Friday, 31 October 2008

Application specific database engines.

I've already written about the fact that databases are increasingly being created to support a single application and Michael Stonebraker has written about the drivers for multiple types of database engines. However, these trends extend much deeper than that.

When packaged applications or services need a storage solution, choosing a traditional relational database system is not necessarily the first choice. Many document management systems, workflow systems, CRM solutions, application servers, etc. exist with their own specialized storage systems. This enables these applications' developers to build a storage engine to meet their own very specific requirements which in turn means that a lot of unnecessary overhead and complexity can be removed from the storage component to deliver the application consistent high performance.

A great example of this that exists on the web is Facebook and the approach that it takes to storing and serving the enormous number of photos that they hold. If you take a look at the presentation needle in a haystack: efficient storage of billions of photos then you'll see how they've built a database engine for images driven by some extreme scaleability requirements. Could they have used a traditional database? ...No. They wouldn't have been able to meet been their performance criteria. They needed to ensure that every I/O that was made was necessary.

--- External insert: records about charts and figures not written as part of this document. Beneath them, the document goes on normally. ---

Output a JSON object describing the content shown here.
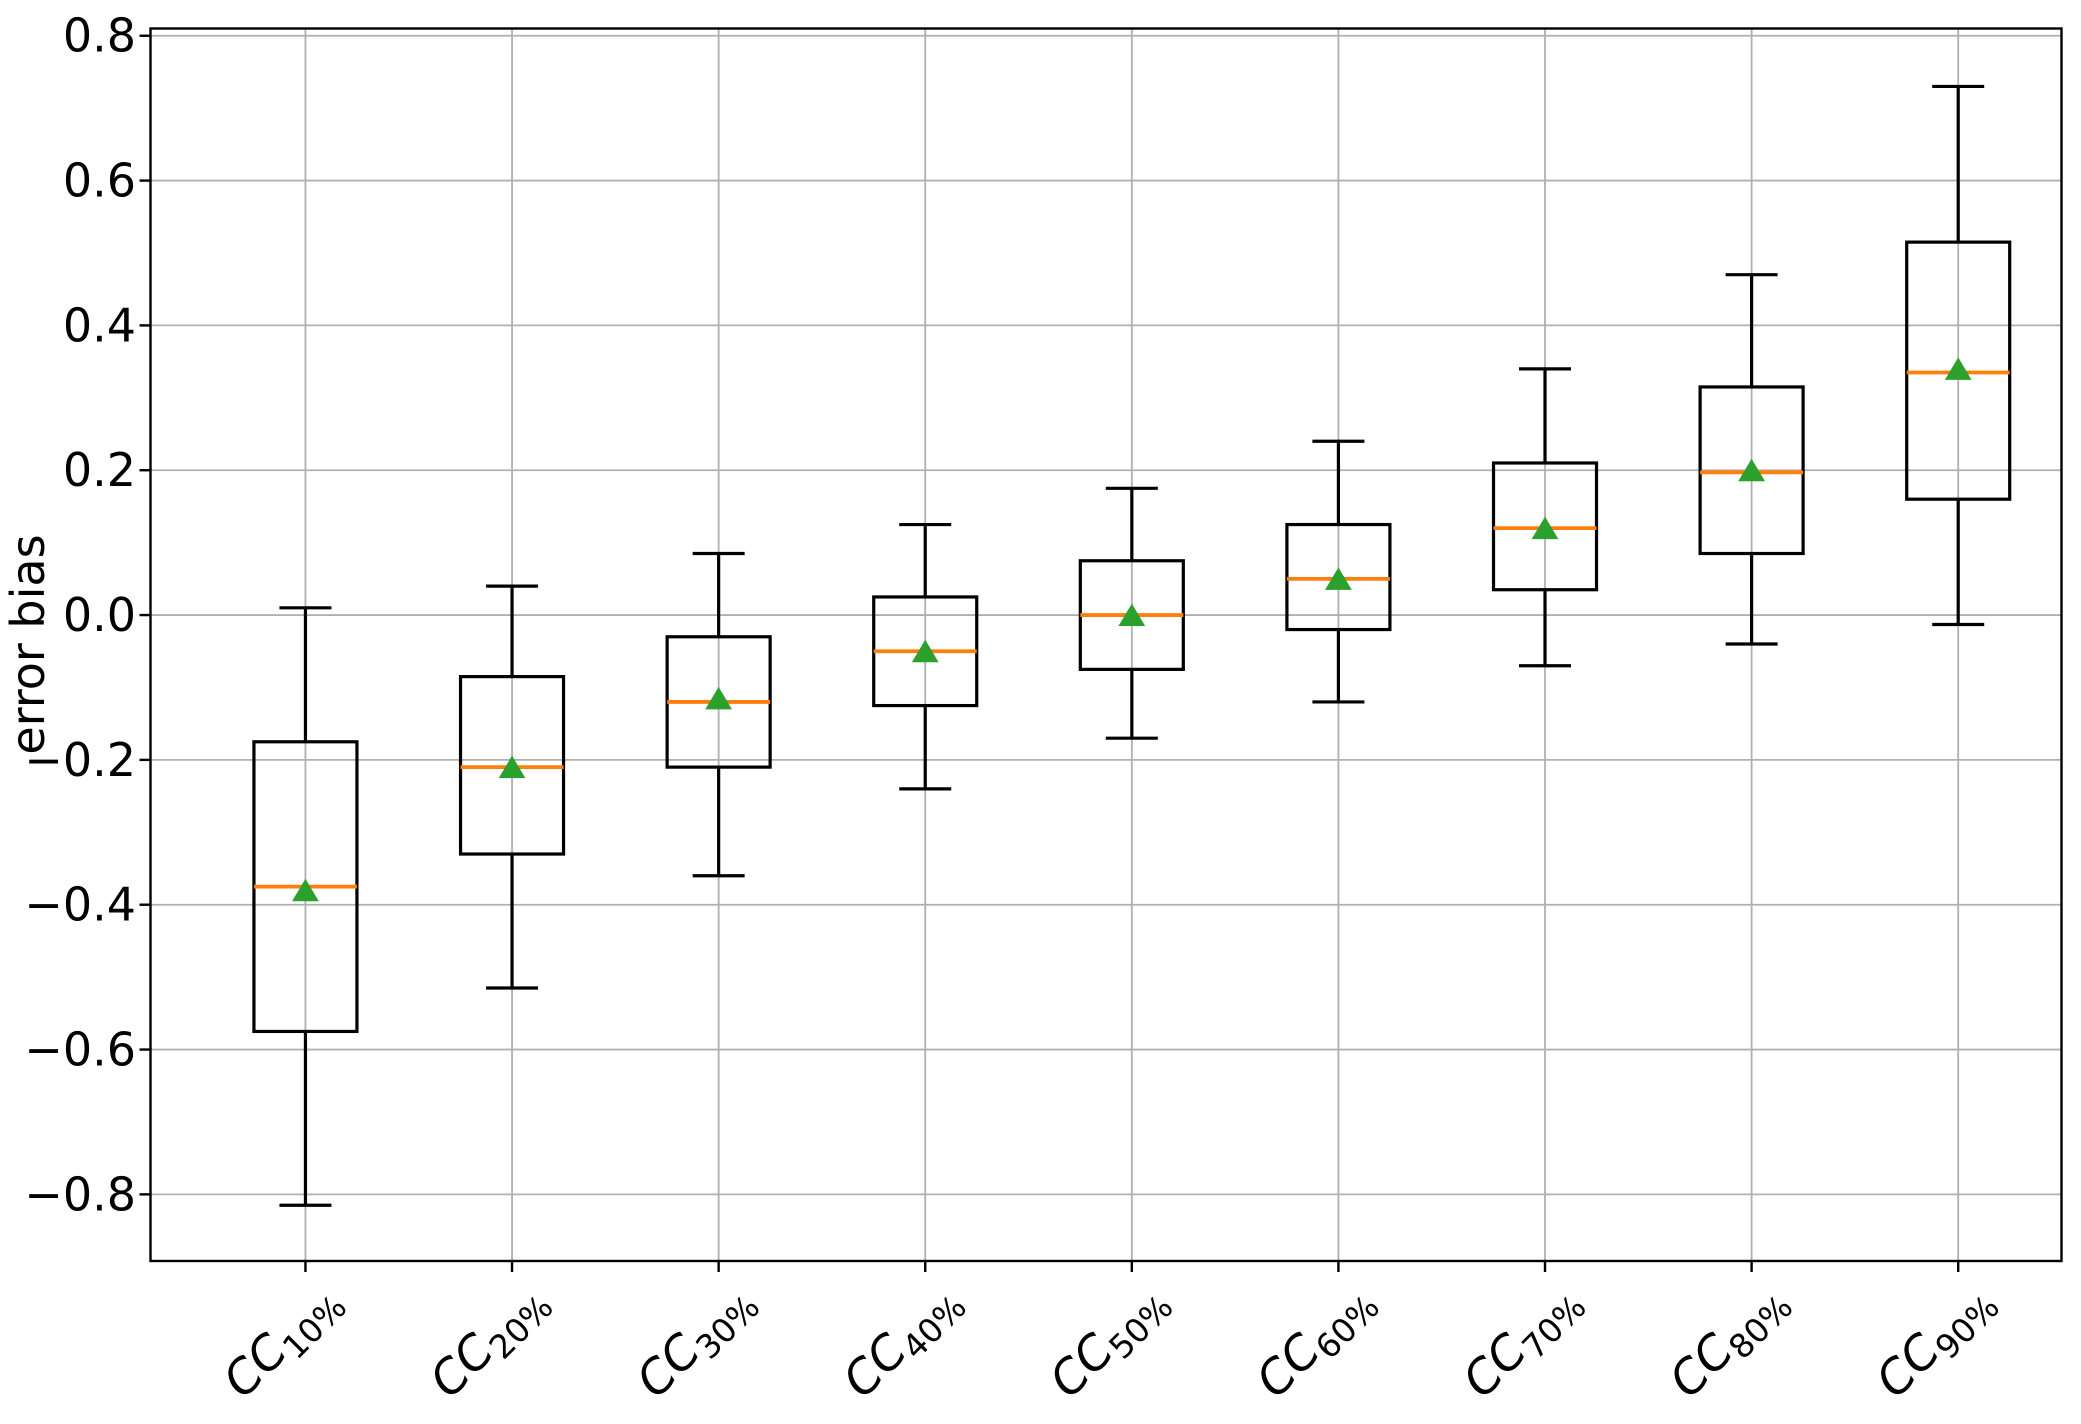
{
  "chart_data": {
    "type": "boxplot",
    "title": "",
    "xlabel": "",
    "ylabel": "error bias",
    "ylim": [
      -0.892,
      0.81
    ],
    "grid": true,
    "legend": null,
    "yticks": [
      {
        "value": 0.8,
        "label": "0.8"
      },
      {
        "value": 0.6,
        "label": "0.6"
      },
      {
        "value": 0.4,
        "label": "0.4"
      },
      {
        "value": 0.2,
        "label": "0.2"
      },
      {
        "value": 0.0,
        "label": "0.0"
      },
      {
        "value": -0.2,
        "label": "−0.2"
      },
      {
        "value": -0.4,
        "label": "−0.4"
      },
      {
        "value": -0.6,
        "label": "−0.6"
      },
      {
        "value": -0.8,
        "label": "−0.8"
      }
    ],
    "categories": [
      {
        "base": "CC",
        "sub": "10%",
        "label": "CC_10%"
      },
      {
        "base": "CC",
        "sub": "20%",
        "label": "CC_20%"
      },
      {
        "base": "CC",
        "sub": "30%",
        "label": "CC_30%"
      },
      {
        "base": "CC",
        "sub": "40%",
        "label": "CC_40%"
      },
      {
        "base": "CC",
        "sub": "50%",
        "label": "CC_50%"
      },
      {
        "base": "CC",
        "sub": "60%",
        "label": "CC_60%"
      },
      {
        "base": "CC",
        "sub": "70%",
        "label": "CC_70%"
      },
      {
        "base": "CC",
        "sub": "80%",
        "label": "CC_80%"
      },
      {
        "base": "CC",
        "sub": "90%",
        "label": "CC_90%"
      }
    ],
    "boxes": [
      {
        "whislo": -0.815,
        "q1": -0.575,
        "med": -0.375,
        "mean": -0.38,
        "q3": -0.175,
        "whishi": 0.01
      },
      {
        "whislo": -0.515,
        "q1": -0.33,
        "med": -0.21,
        "mean": -0.21,
        "q3": -0.085,
        "whishi": 0.04
      },
      {
        "whislo": -0.36,
        "q1": -0.21,
        "med": -0.12,
        "mean": -0.115,
        "q3": -0.03,
        "whishi": 0.085
      },
      {
        "whislo": -0.24,
        "q1": -0.125,
        "med": -0.05,
        "mean": -0.05,
        "q3": 0.025,
        "whishi": 0.125
      },
      {
        "whislo": -0.17,
        "q1": -0.075,
        "med": 0.0,
        "mean": 0.0,
        "q3": 0.075,
        "whishi": 0.175
      },
      {
        "whislo": -0.12,
        "q1": -0.02,
        "med": 0.05,
        "mean": 0.05,
        "q3": 0.125,
        "whishi": 0.24
      },
      {
        "whislo": -0.07,
        "q1": 0.035,
        "med": 0.12,
        "mean": 0.12,
        "q3": 0.21,
        "whishi": 0.34
      },
      {
        "whislo": -0.04,
        "q1": 0.085,
        "med": 0.197,
        "mean": 0.2,
        "q3": 0.315,
        "whishi": 0.47
      },
      {
        "whislo": -0.013,
        "q1": 0.16,
        "med": 0.335,
        "mean": 0.34,
        "q3": 0.515,
        "whishi": 0.73
      }
    ],
    "colors": {
      "box": "#000000",
      "whisker": "#000000",
      "median": "#ff7f0e",
      "mean_marker": "#2ca02c",
      "grid": "#b0b0b0",
      "spine": "#000000",
      "background": "#ffffff"
    },
    "marker_styles": {
      "mean": "triangle-up"
    }
  }
}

Even when a traditional database engine is involved, there can be database-like code sitting in the application to extend the capabilities of the underlying database engine. Database sharding is a good example of this. In this approach, data is federated over a collection of cheap servers to increase scalability and performance. Typically the applications that use sharding have the code that distributes the data over the shards and combines the results from the shards within their application code. I've used similar techniques myself before most of the commercial database engines starting supporting partitioning and clustering natively. (Something that MySQL - which most of the sharding practitioners seem to use - has only just started to support.)

Now, not all applications need to go to the extremes of building or augmenting a database storage engine, but for those that just aren't getting enough out of an off-the-shelf database solution, more and more brave souls seem to be taking on the challenge.